Circles o and bc are tangent to d.
∴od⊥bc
E is eh⊥bc, bc is h,
∫∠ABC = 30
bd=√3
∴od=bdtan30 =√3*(√3/3)= 1
ob=bd/cos30 =√3/(√3/2)=2
And be = ob-OE = ob-od = 2-1=1.
∴eh=( 1/2)be= 1/2
∴s△bed=( 1/2)bd*eh=( 1/2)*√3*( 1/2)=√3/4
∫BF = ob+of = 2+x
cf⊥ab
∴fg=bf*tan30 =(x+2)*(√3/3)=(√3/3)(x+2)
∴s△bfg=( 1/2)bf*fg=( 1/2)(x+2)*(√3/3)(x+2)=(√3/6)(x+2)^2
y=s△bfg-s△bed=(√3/6)(x+2)^2-(√3/4)=(√3/ 12)(2x^2+8x+5)

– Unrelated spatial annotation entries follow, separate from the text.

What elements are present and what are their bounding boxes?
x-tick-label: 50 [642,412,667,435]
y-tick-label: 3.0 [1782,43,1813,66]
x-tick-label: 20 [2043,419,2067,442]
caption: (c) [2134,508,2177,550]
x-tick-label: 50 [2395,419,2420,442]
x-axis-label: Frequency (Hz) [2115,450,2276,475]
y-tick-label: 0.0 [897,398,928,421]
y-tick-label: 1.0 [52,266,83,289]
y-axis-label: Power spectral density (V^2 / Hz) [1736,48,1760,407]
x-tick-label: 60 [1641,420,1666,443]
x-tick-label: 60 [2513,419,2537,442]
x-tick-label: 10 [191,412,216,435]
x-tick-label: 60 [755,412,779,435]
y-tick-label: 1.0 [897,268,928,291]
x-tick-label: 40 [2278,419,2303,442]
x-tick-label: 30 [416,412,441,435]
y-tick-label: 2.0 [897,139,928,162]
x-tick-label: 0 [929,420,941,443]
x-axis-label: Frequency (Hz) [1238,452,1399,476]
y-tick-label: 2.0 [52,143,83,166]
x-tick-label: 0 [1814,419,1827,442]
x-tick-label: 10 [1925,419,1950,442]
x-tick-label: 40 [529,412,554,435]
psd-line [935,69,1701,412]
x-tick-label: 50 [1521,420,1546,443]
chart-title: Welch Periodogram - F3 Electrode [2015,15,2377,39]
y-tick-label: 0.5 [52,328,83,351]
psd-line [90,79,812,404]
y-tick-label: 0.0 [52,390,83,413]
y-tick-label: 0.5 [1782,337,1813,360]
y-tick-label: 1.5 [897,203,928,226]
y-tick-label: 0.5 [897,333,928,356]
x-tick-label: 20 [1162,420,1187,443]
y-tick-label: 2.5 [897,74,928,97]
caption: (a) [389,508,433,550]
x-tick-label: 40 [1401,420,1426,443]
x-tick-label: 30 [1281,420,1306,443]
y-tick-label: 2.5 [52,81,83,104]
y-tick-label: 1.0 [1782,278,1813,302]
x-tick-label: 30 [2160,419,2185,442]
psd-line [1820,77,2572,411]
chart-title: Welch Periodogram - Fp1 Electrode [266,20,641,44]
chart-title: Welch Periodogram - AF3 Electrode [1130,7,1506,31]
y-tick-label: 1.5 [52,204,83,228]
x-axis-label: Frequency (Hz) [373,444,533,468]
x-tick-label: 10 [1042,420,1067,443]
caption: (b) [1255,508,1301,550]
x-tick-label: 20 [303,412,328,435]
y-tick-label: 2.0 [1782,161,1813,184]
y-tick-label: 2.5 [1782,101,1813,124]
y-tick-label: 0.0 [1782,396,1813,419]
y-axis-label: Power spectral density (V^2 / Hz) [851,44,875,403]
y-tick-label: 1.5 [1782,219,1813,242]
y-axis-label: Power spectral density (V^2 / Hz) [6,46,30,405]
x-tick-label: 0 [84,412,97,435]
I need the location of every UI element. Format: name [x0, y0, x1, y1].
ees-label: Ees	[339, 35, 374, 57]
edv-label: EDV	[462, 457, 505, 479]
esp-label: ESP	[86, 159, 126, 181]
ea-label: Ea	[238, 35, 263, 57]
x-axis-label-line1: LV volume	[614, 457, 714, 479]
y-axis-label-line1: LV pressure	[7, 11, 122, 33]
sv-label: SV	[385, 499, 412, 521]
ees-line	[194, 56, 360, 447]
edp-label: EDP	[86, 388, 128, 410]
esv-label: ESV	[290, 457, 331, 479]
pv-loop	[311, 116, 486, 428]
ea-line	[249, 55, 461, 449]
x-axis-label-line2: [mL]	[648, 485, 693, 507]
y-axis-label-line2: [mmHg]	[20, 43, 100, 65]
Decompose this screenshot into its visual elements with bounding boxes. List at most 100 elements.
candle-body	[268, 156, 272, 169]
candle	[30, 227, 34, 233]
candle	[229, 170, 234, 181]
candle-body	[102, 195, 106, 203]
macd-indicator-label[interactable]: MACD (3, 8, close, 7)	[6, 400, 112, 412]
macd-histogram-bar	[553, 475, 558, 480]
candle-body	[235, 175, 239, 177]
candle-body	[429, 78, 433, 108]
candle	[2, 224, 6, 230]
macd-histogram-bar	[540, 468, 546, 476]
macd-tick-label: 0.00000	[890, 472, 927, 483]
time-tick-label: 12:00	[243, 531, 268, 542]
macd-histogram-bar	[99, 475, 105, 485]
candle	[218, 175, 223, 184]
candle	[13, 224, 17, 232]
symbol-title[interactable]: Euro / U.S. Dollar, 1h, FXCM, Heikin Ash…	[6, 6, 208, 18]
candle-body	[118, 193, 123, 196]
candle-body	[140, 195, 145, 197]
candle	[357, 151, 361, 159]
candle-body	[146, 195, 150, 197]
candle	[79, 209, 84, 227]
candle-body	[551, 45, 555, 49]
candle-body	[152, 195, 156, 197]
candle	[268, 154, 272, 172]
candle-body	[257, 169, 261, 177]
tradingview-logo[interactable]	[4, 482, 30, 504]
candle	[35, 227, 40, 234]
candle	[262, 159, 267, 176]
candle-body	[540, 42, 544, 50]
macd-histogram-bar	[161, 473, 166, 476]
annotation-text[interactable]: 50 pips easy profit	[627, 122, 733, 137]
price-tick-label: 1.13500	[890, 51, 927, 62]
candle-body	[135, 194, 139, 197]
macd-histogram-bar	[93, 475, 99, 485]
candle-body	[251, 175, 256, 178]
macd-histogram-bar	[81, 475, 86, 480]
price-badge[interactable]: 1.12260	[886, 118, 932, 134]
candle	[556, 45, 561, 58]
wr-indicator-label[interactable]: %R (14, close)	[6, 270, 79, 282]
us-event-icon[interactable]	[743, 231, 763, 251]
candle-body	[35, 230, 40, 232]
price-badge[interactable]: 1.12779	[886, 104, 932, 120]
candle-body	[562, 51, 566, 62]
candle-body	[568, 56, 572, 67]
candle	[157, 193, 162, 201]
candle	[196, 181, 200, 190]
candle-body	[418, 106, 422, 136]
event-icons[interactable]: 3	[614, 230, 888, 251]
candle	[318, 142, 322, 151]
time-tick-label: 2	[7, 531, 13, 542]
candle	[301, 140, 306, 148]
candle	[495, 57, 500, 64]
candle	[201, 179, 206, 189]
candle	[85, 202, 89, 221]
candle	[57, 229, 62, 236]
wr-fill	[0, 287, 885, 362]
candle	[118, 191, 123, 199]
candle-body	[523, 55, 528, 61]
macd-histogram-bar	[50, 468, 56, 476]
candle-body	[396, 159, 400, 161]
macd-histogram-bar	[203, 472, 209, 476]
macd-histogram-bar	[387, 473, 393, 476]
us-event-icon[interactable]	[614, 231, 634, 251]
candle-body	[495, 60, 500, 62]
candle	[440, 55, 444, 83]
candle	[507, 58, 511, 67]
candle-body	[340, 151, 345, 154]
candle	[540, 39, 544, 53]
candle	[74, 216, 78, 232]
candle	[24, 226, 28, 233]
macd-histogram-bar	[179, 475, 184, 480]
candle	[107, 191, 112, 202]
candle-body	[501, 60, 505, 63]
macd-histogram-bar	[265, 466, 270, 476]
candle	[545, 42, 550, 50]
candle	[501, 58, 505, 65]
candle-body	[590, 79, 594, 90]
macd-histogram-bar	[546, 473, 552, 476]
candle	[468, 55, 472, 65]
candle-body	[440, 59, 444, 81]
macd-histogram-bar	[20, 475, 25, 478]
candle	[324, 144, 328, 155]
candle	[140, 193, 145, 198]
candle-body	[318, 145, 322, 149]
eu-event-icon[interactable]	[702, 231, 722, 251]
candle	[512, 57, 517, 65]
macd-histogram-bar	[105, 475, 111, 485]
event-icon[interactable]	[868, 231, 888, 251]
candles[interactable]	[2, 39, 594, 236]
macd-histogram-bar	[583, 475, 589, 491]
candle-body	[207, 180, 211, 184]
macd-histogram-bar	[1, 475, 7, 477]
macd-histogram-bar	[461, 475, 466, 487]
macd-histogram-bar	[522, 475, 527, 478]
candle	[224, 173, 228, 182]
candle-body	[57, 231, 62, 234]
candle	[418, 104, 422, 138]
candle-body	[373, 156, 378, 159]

That is, the functional relationship between y and x is y = (√ 3/ 12) (2x 2+8x+5).
If the area of edgf is 5 times that of △bed, it can be used.
(√3/ 12)(2x^2+8x+5)=5*(√3/4)
X 2+4x-5 = 0。
The solution is x=-5 (truncation) or x= 1.
That is = 1.
∴ef=bf-be=x+2- 1= 1+2- 1=2
And the radius of the circle o is 2*oe=2*od=2* 1=2.
You are fg⊥ab
∴ The positional relationship between the straight line where FG is located and the tangent of circle O to point F.